PTI – O que significa, para si, como angolano, ser reconhecido entre os 50 jovens de destaque no sector geoespacial?
É uma honra pessoal, mas, sobretudo, um símbolo de valorização do talento angolano. Esse reconhecimento carrega o nome de todos que fizeram parte da minha formação:
- A Escola Rainha Lueji (Jinguba), onde professores, mesmo com poucos recursos, nos ensinaram com amor e missão.
- O Complexo Escolar São Domingos Sávio, que me marcou com disciplina e excelência académica.
- E a Sonangol, que acreditou na nossa geração e nos deu oportunidade de sonhar alto. Essa conquista não é só minha. É nossa.

Euclides com seus colegas da turma de Engenharia Geomática na Universidade de Concepción, Chile.
PTI – Como espera que o seu trabalho contribua para o avanço da ciência geoespacial e inspire futuras gerações em Angola e no continente africano?
Acredito na inspiração por representação. Quero ser um exemplo de que jovens africanos podem liderar no sector geoespacial global, que é possível sair de escolas públicas em Angola e alcançar impacto internacional com persistência e oportunidade.
PTI – Que conselho deixaria para jovens interessados em seguir carreira no sector geoespacial?
A área geoespacial é movida por mentes inquietas, que veem em cada desafio uma oportunidade de inovação.

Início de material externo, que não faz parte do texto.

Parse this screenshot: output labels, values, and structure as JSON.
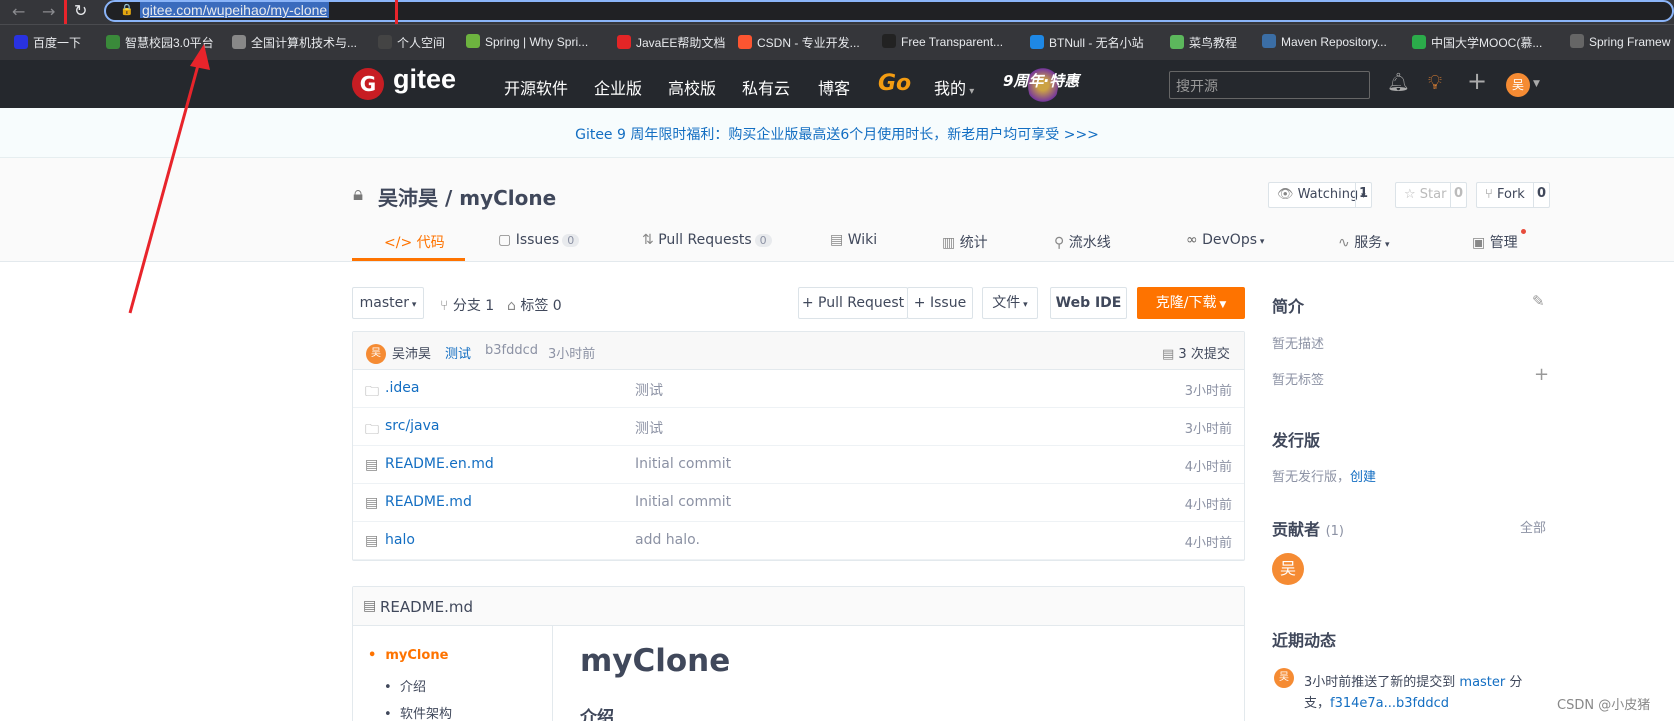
{
  "browser": {
    "url": "gitee.com/wupeihao/my-clone",
    "bookmarks": [
      {
        "label": "百度一下",
        "color": "#2932e1"
      },
      {
        "label": "智慧校园3.0平台",
        "color": "#3a8a3a"
      },
      {
        "label": "全国计算机技术与...",
        "color": "#888888"
      },
      {
        "label": "个人空间",
        "color": "#444444"
      },
      {
        "label": "Spring | Why Spri...",
        "color": "#6db33f"
      },
      {
        "label": "JavaEE帮助文档",
        "color": "#e32526"
      },
      {
        "label": "CSDN - 专业开发...",
        "color": "#fc5531"
      },
      {
        "label": "Free Transparent...",
        "color": "#222222"
      },
      {
        "label": "BTNull - 无名小站",
        "color": "#1e88e5"
      },
      {
        "label": "菜鸟教程",
        "color": "#5cb85c"
      },
      {
        "label": "Maven Repository...",
        "color": "#3b6ea5"
      },
      {
        "label": "中国大学MOOC(慕...",
        "color": "#2bab4a"
      },
      {
        "label": "Spring Framew",
        "color": "#666666"
      }
    ]
  },
  "gitee": {
    "logo": "gitee",
    "logo_badge": "G",
    "nav": [
      "开源软件",
      "企业版",
      "高校版",
      "私有云",
      "博客"
    ],
    "nav_go": "Go",
    "nav_mine": "我的",
    "anniversary": "9周年·特惠",
    "search_placeholder": "搜开源",
    "avatar_char": "吴"
  },
  "banner": "Gitee 9 周年限时福利：购买企业版最高送6个月使用时长，新老用户均可享受 >>>",
  "project": {
    "title": "吴沛昊 / myClone",
    "watching_label": "Watching",
    "watching_count": "1",
    "star_label": "Star",
    "star_count": "0",
    "fork_label": "Fork",
    "fork_count": "0",
    "tabs": [
      {
        "label": "代码",
        "icon": "code-icon"
      },
      {
        "label": "Issues",
        "badge": "0",
        "icon": "issues-icon"
      },
      {
        "label": "Pull Requests",
        "badge": "0",
        "icon": "pull-request-icon"
      },
      {
        "label": "Wiki",
        "icon": "wiki-icon"
      },
      {
        "label": "统计",
        "icon": "stats-icon"
      },
      {
        "label": "流水线",
        "icon": "pipeline-icon"
      },
      {
        "label": "DevOps",
        "icon": "devops-icon"
      },
      {
        "label": "服务",
        "icon": "service-icon"
      },
      {
        "label": "管理",
        "icon": "manage-icon"
      }
    ]
  },
  "toolbar": {
    "branch": "master",
    "branches": "分支 1",
    "tags": "标签 0",
    "pull_request": "+ Pull Request",
    "issue": "+ Issue",
    "files": "文件",
    "webide": "Web IDE",
    "clone": "克隆/下载"
  },
  "commit": {
    "avatar": "吴",
    "author": "吴沛昊",
    "message": "测试",
    "hash": "b3fddcd",
    "time": "3小时前",
    "count": "3 次提交"
  },
  "files": [
    {
      "name": ".idea",
      "type": "folder",
      "message": "测试",
      "time": "3小时前"
    },
    {
      "name": "src/java",
      "type": "folder",
      "message": "测试",
      "time": "3小时前"
    },
    {
      "name": "README.en.md",
      "type": "file",
      "message": "Initial commit",
      "time": "4小时前"
    },
    {
      "name": "README.md",
      "type": "file",
      "message": "Initial commit",
      "time": "4小时前"
    },
    {
      "name": "halo",
      "type": "file",
      "message": "add halo.",
      "time": "4小时前"
    }
  ],
  "readme": {
    "filename": "README.md",
    "toc": [
      "myClone",
      "介绍",
      "软件架构"
    ],
    "h1": "myClone",
    "h2": "介绍"
  },
  "sidebar": {
    "intro_title": "简介",
    "no_desc": "暂无描述",
    "no_tags": "暂无标签",
    "release_title": "发行版",
    "no_release": "暂无发行版，",
    "create": "创建",
    "contrib_title": "贡献者",
    "contrib_count": "(1)",
    "contrib_all": "全部",
    "contrib_avatar": "吴",
    "activity_title": "近期动态",
    "activity_avatar": "吴",
    "activity_line1_pre": "3小时前推送了新的提交到 ",
    "activity_branch": "master",
    "activity_line1_post": " 分",
    "activity_line2_pre": "支，",
    "activity_commits": "f314e7a...b3fddcd"
  },
  "watermark": "CSDN @小皮猪"
}
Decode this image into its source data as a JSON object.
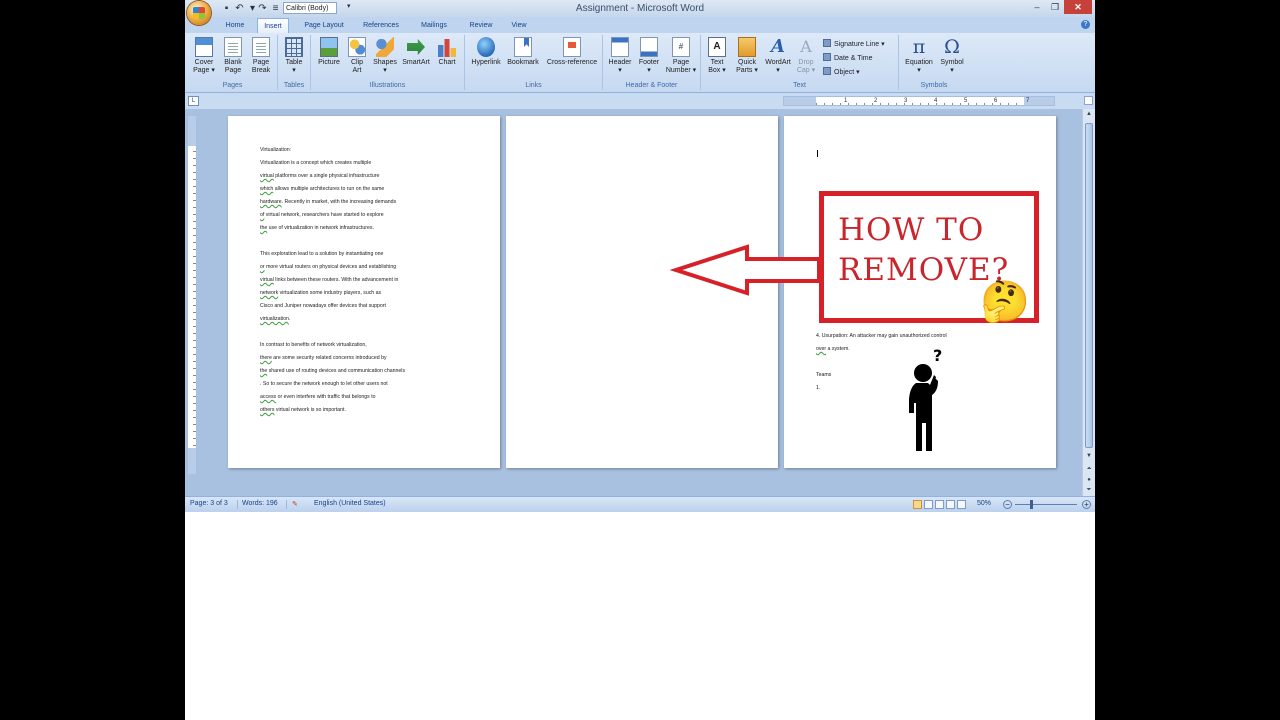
{
  "window": {
    "title": "Assignment - Microsoft Word",
    "font_name": "Calibri (Body)",
    "minimize": "–",
    "maximize": "❐",
    "close": "✕"
  },
  "tabs": [
    {
      "label": "Home"
    },
    {
      "label": "Insert",
      "active": true
    },
    {
      "label": "Page Layout"
    },
    {
      "label": "References"
    },
    {
      "label": "Mailings"
    },
    {
      "label": "Review"
    },
    {
      "label": "View"
    }
  ],
  "ribbon": {
    "pages": {
      "label": "Pages",
      "cover": {
        "l1": "Cover",
        "l2": "Page ▾"
      },
      "blank": {
        "l1": "Blank",
        "l2": "Page"
      },
      "break": {
        "l1": "Page",
        "l2": "Break"
      }
    },
    "tables": {
      "label": "Tables",
      "table": {
        "l1": "Table",
        "l2": "▾"
      }
    },
    "illustrations": {
      "label": "Illustrations",
      "picture": {
        "l1": "Picture"
      },
      "clipart": {
        "l1": "Clip",
        "l2": "Art"
      },
      "shapes": {
        "l1": "Shapes",
        "l2": "▾"
      },
      "smartart": {
        "l1": "SmartArt"
      },
      "chart": {
        "l1": "Chart"
      }
    },
    "links": {
      "label": "Links",
      "hyperlink": {
        "l1": "Hyperlink"
      },
      "bookmark": {
        "l1": "Bookmark"
      },
      "crossref": {
        "l1": "Cross-reference"
      }
    },
    "header_footer": {
      "label": "Header & Footer",
      "header": {
        "l1": "Header",
        "l2": "▾"
      },
      "footer": {
        "l1": "Footer",
        "l2": "▾"
      },
      "pagenum": {
        "l1": "Page",
        "l2": "Number ▾"
      }
    },
    "text": {
      "label": "Text",
      "textbox": {
        "l1": "Text",
        "l2": "Box ▾"
      },
      "quickparts": {
        "l1": "Quick",
        "l2": "Parts ▾"
      },
      "wordart": {
        "l1": "WordArt",
        "l2": "▾"
      },
      "dropcap": {
        "l1": "Drop",
        "l2": "Cap ▾"
      },
      "signature_line": "Signature Line ▾",
      "date_time": "Date & Time",
      "object": "Object ▾"
    },
    "symbols": {
      "label": "Symbols",
      "equation": {
        "l1": "Equation",
        "l2": "▾"
      },
      "symbol": {
        "l1": "Symbol",
        "l2": "▾"
      }
    }
  },
  "ruler_numbers": [
    "1",
    "2",
    "3",
    "4",
    "5",
    "6",
    "7"
  ],
  "page1_lines": [
    [
      "Virtualization:"
    ],
    [
      "Virtualization  is  a concept which creates  multiple"
    ],
    [
      "virtual",
      " platforms  over a single  physical infrastructure"
    ],
    [
      "which",
      " allows multiple  architectures to run on the same"
    ],
    [
      "hardware",
      ". Recently in market,  with  the increasing demands"
    ],
    [
      "of",
      " virtual network,  researchers have started to explore"
    ],
    [
      "the",
      " use of virtualization  in network infrastructures."
    ],
    [
      ""
    ],
    [
      "This exploration  lead to a solution by instantiating  one"
    ],
    [
      "or",
      " more virtual  routers on physical devices and establishing"
    ],
    [
      "virtual",
      " links  between these routers. With the advancement  in"
    ],
    [
      "network",
      " virtualization   some industry players,  such as"
    ],
    [
      "Cisco and Juniper nowadays  offer devices that support"
    ],
    [
      "virtualization",
      "."
    ],
    [
      ""
    ],
    [
      "In contrast to benefits of network virtualization,"
    ],
    [
      "there",
      " are some security related  concerns introduced by"
    ],
    [
      "the",
      " shared use of routing devices and communication  channels"
    ],
    [
      ". So to secure the network enough to let other users not"
    ],
    [
      "access",
      " or even interfere with traffic that belongs to"
    ],
    [
      "others",
      " virtual  network is so important."
    ]
  ],
  "page3_lines": [
    [
      "4. Usurpation: An attacker  may gain unauthorized control"
    ],
    [
      "      ",
      "over",
      " a system."
    ],
    [
      ""
    ],
    [
      "Teams"
    ],
    [
      "       1."
    ]
  ],
  "overlay": {
    "line1": "HOW TO",
    "line2": "REMOVE?",
    "emoji": "🤔",
    "person_mark": "?"
  },
  "status": {
    "page": "Page: 3 of 3",
    "words": "Words: 196",
    "language": "English (United States)",
    "zoom": "50%",
    "zoom_fraction": 0.5
  }
}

Mas, a verdadeira magia acontece quando essa técnica se alia à colaboração, porque os grandes problemas raramente podem ser resolvidos por uma única pessoa. Trabalhar em equipa e inovar constantemente é a chave.
PTI – Para finalizarmos: existe algum mentor ou figura inspiradora que influenciou a sua trajectória?
Minha mãe, com a sua força e dedicação, me ensinou os valores da persistência e da integridade. Os meus irmãos sempre alimentaram a minha curiosidade por aprender, incentivando-me a explorar e ir além do óbvio. Foram eles que me mostraram que o conhecimento é uma das ferramentas mais poderosas que alguém pode ter.
—
Actualmente, Euclides Paulo ocupa-se como coordenador de sistemas de informação geográfica da Providence Water, nos EUA.